Of course, Raze had thought to run the satellite search. The glowing orange button on his desk screen had been taunting him since he sat down. But he knew what would happen if he did run the sat search and it did reveal that she had somehow gotten outside of the compound walls.  

It would mean his job.

His life.

Particularly if it was discovered why Raze hadn’t found out about the breach until a good thirty minutes after it happened. If he hadn’t been messing around in the Residential Sector with his comms off, the girl would still be here. He would have seen the alert the moment she stepped a single foot out of place.

So, no, he wasn’t quite ready to run that search yet.

Raze lowered himself carefully into his chair. “It could be a systems failure, in which case she may not even be gone. Are you sure she’s not just asleep?”

Well, that was the wrong thing to say.

Alixter’s stare was like icicles raking across his skin.

“She’s not asleep,” he said, the words squashed between his clenched teeth. “Dr. Rio said he returned home to find her gone. He looked all over the Restricted Sector. There’s no trace of her. And her tracking ID disappeared from all of our radars. What I want to know is how she managed to get past the outer security measures. The ones you swore were impenetrable.”

“Luman,” Raze spat under his breath.

“Excuse me?”

“It’s that damn Lyzender Luman. He’s been a pain in my ass ever since he got here.”

“Are you telling me a seventeen-year-old kid managed to break through a C9 security system? If that’s the case, then I have sincere doubts about your methods.”

Raze scoffed at this but didn’t refute it. “Let me just finish running the system diagnostics and then we’ll have a better idea of—”

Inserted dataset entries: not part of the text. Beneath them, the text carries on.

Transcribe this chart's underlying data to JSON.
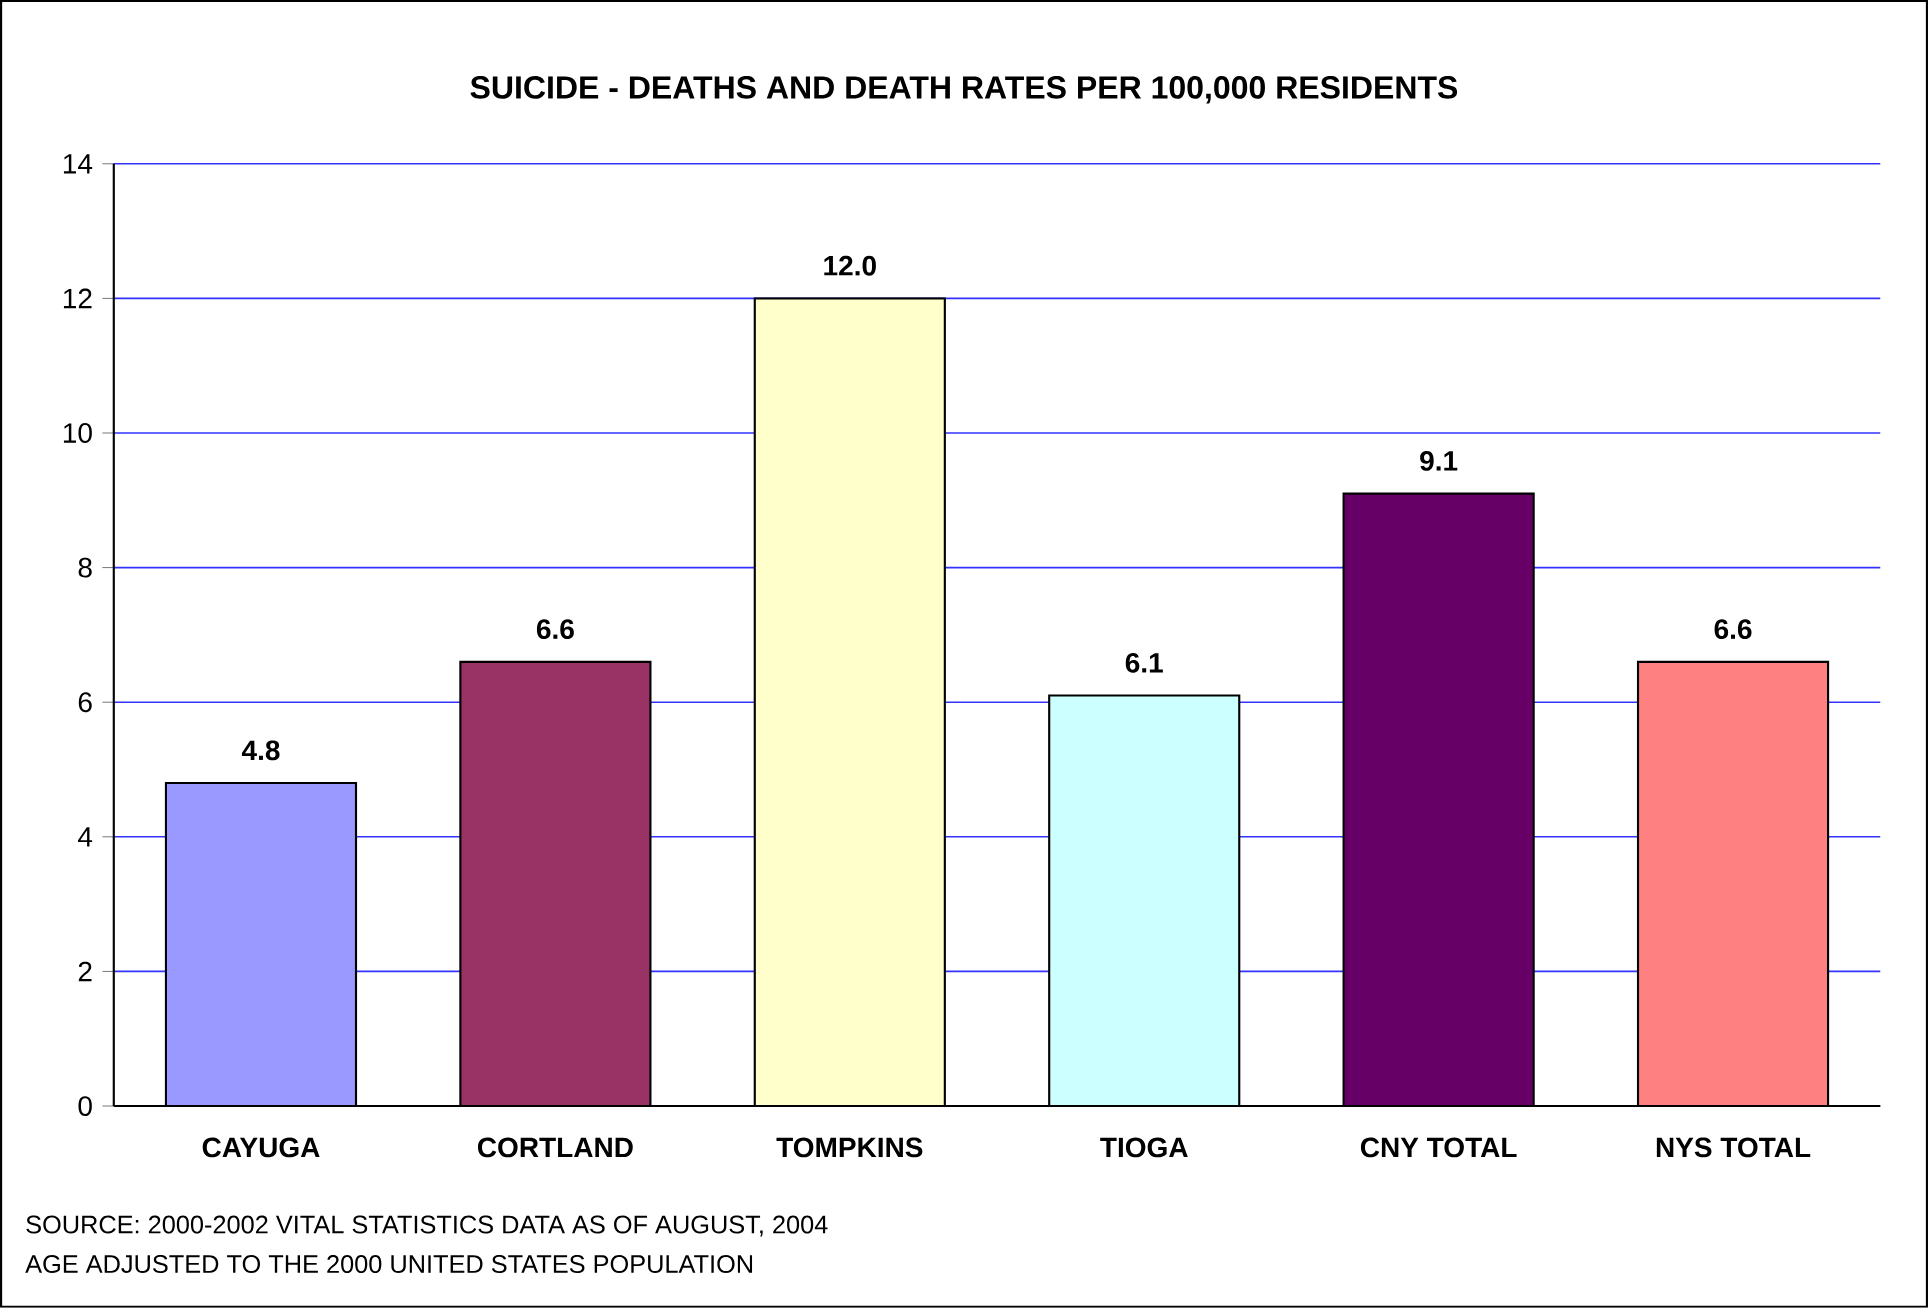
{
  "chart_data": {
    "type": "bar",
    "title": "SUICIDE - DEATHS AND DEATH RATES PER 100,000 RESIDENTS",
    "categories": [
      "CAYUGA",
      "CORTLAND",
      "TOMPKINS",
      "TIOGA",
      "CNY TOTAL",
      "NYS TOTAL"
    ],
    "values": [
      4.8,
      6.6,
      12.0,
      6.1,
      9.1,
      6.6
    ],
    "value_labels": [
      "4.8",
      "6.6",
      "12.0",
      "6.1",
      "9.1",
      "6.6"
    ],
    "colors": [
      "#9999ff",
      "#993366",
      "#ffffcc",
      "#ccffff",
      "#660066",
      "#ff8080"
    ],
    "ylim": [
      0,
      14
    ],
    "yticks": [
      0,
      2,
      4,
      6,
      8,
      10,
      12,
      14
    ],
    "grid": "y",
    "annotations": [
      "SOURCE: 2000-2002 VITAL STATISTICS DATA AS OF AUGUST, 2004",
      "AGE ADJUSTED TO THE 2000 UNITED STATES POPULATION"
    ]
  }
}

“Oh, for glitch’s sake,” Alixter swore and before Raze could stop him, the president’s pale white hand was launching toward his desk. His finger jabbed against the orange button.

Raze shut his eyes as the search engaged. Somewhere up in space, a satellite was beaming a tracking signal down to earth that would locate the girl’s genetic implant and report her coordinates.

And any minute now it would reveal Raze’s worst nightmare. That the girl really was gone.

That she had somehow managed to bypass his top-notch security system. The one he’d spent years developing and perfecting.

When he opened his eyes the surface of his desk had transformed. It now showed a much larger map, covering twenty square miles of barren desert. The compound had been reduced to a tiny, inconsequential square in the center.

And there was her blinking blue dot.

Traveling west along Route 72. 

Raze could feel the walls of his office closing in on him. The room suddenly seemed no bigger than a nanoparticle.

Alixter activated Raze’s intercom. “Agent Vas. Get the director a hovercopter.” Then he turned his cold, steely eyes on Raze. “It would appear you have some explaining to do.”